Circle a rapporté que plus de 100 développeurs de l'écosystème et institutionnels travaillaient sur le mainnet privé d'Arc — un chiffre communiqué par la société, et non un décompte de validateurs actifs ou de clients payants.

Fait important, les mentions légales d'Arc précisent que ni Arc LLC ni les validateurs autorisés ne sont responsables du contenu, de l'exactitude, de la légalité ou du fonctionnement des applications tierces sur le réseau. Les mentions légales mettent également en garde contre des erreurs ou pertes de transactions sans recours. En d'autres termes, un validateur de renom n'est pas un filet de sécurité pour les fonds des utilisateurs.

Détails du calendrier de lancement et de la participation à confirmer

Plusieurs détails concrets restent à confirmer avant de pouvoir juger du déroulement réel du lancement. Le plus évident est simple : le réseau a-t-il été mis en ligne comme prévu, et les validateurs cités ont-ils réellement commencé à opérer ? Ces réponses ne viendront que d'une vérification après le lancement.

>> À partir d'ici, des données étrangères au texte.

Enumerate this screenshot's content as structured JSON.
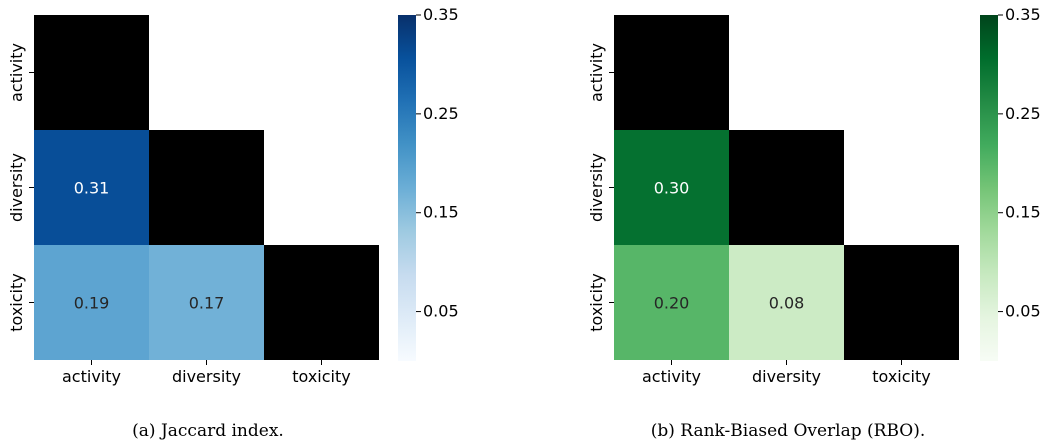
{
  "chart_data": [
    {
      "type": "heatmap",
      "caption": "(a) Jaccard index.",
      "rows": [
        "activity",
        "diversity",
        "toxicity"
      ],
      "cols": [
        "activity",
        "diversity",
        "toxicity"
      ],
      "values": [
        [
          null,
          null,
          null
        ],
        [
          0.31,
          null,
          null
        ],
        [
          0.19,
          0.17,
          null
        ]
      ],
      "labels": [
        [
          "",
          "",
          ""
        ],
        [
          "0.31",
          "",
          ""
        ],
        [
          "0.19",
          "0.17",
          ""
        ]
      ],
      "masked_color": "#000000",
      "colormap": "Blues",
      "color_stops": [
        "#f7fbff",
        "#deebf7",
        "#c6dbef",
        "#9ecae1",
        "#6baed6",
        "#4292c6",
        "#2171b5",
        "#08519c",
        "#08306b"
      ],
      "vmin": 0,
      "vmax": 0.35,
      "colorbar_ticks": [
        "0.05",
        "0.15",
        "0.25",
        "0.35"
      ]
    },
    {
      "type": "heatmap",
      "caption": "(b) Rank-Biased Overlap (RBO).",
      "rows": [
        "activity",
        "diversity",
        "toxicity"
      ],
      "cols": [
        "activity",
        "diversity",
        "toxicity"
      ],
      "values": [
        [
          null,
          null,
          null
        ],
        [
          0.3,
          null,
          null
        ],
        [
          0.2,
          0.08,
          null
        ]
      ],
      "labels": [
        [
          "",
          "",
          ""
        ],
        [
          "0.30",
          "",
          ""
        ],
        [
          "0.20",
          "0.08",
          ""
        ]
      ],
      "masked_color": "#000000",
      "colormap": "Greens",
      "color_stops": [
        "#f7fcf5",
        "#e5f5e0",
        "#c7e9c0",
        "#a1d99b",
        "#74c476",
        "#41ab5d",
        "#238b45",
        "#006d2c",
        "#00441b"
      ],
      "vmin": 0,
      "vmax": 0.35,
      "colorbar_ticks": [
        "0.05",
        "0.15",
        "0.25",
        "0.35"
      ]
    }
  ]
}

Certains usages phares sont décrits comme attendus, non réalisés. BlackRock devrait déployer BUIDL, son fonds tokenisé, sur Arc, mais l'annonce ne confirme pas un déploiement achevé. La connexion prévue de Circle avec DTCC, la grande société de règlement de Wall Street, vise à tokeniser les actifs détenus en garde par le DTC sur Arc à partir du second semestre 2027 — des années après le lancement de septembre, et non une fonctionnalité du premier jour. La tokenisation, dans ce contexte, signifie représenter la propriété d'un actif traditionnel sous forme de token numérique sur une blockchain.

Circle liste également les applications financières disponibles dès le premier jour censées soutenir Arc. Il s'agit notamment d'Aave, Aerodrome, Morpho et Uniswap pour le prêt et l'échange, ainsi que des sociétés de paiement Rain, Thunes et Wirex. Il s'agit d'intégrations attendues, non de services en direct vérifiés. Cette dynamique d'intégration reflète un effort sectoriel plus large visant à amener les actifs financiers traditionnels on-chain.

Arc indique que les frais de réseau sont payables en stablecoins, à commencer par USDC, et décrit une finalité des transactions en moins d'une seconde comme une caractéristique de conception. C'est un choix conception notable : la plupart des blockchains exigent un token natif dédié pour payer les frais, tandis que les utilisateurs d'Arc pourraient régler leurs coûts avec les mêmes tokens en dollars qu'ils détiennent déjà. L'USDC a maintenu son ancrage au dollar proche de 1,00 $ à la mi-septembre, comme d'habitude. Ce prix n'est qu'un élément de contexte ; il n'indique en rien la demande pour Arc.

La page d'accueil d'Arc elle-même a rapporté environ 19,4 millions de transactions hebdomadaires sur le testnet pour la période du 3 au 9 septembre 2026. Un testnet est une version d'entraînement d'une blockchain ; ces chiffres ne représentent donc pas un volume réel de mainnet, d'utilisateurs réels, ni la preuve que les institutions citées effectuent des transactions.

Ce qu'il faut retenir concrètement : l'annonce signale que de grandes institutions expérimentent l'infrastructure blockchain. Pour les détenteurs de crypto ordinaires, il convient de le lire ainsi — un signal d'expérimentation institutionnelle. La participation annoncée n'est pas une adoption, et le nom d'un validateur sur une liste n'est pas une garantie. Une confirmation que le réseau a bien été lancé — et que ces entreprises l'exploitent réellement — est nécessaire avant de trop en déduire.

Avertissement : cet article est fourni à titre informatif uniquement et ne constitue pas un conseil financier ou d'investissement. Les marchés des cryptomonnaies et des actifs numériques comportent des risques importants. Faites toujours vos propres recherches avant de prendre des décisions.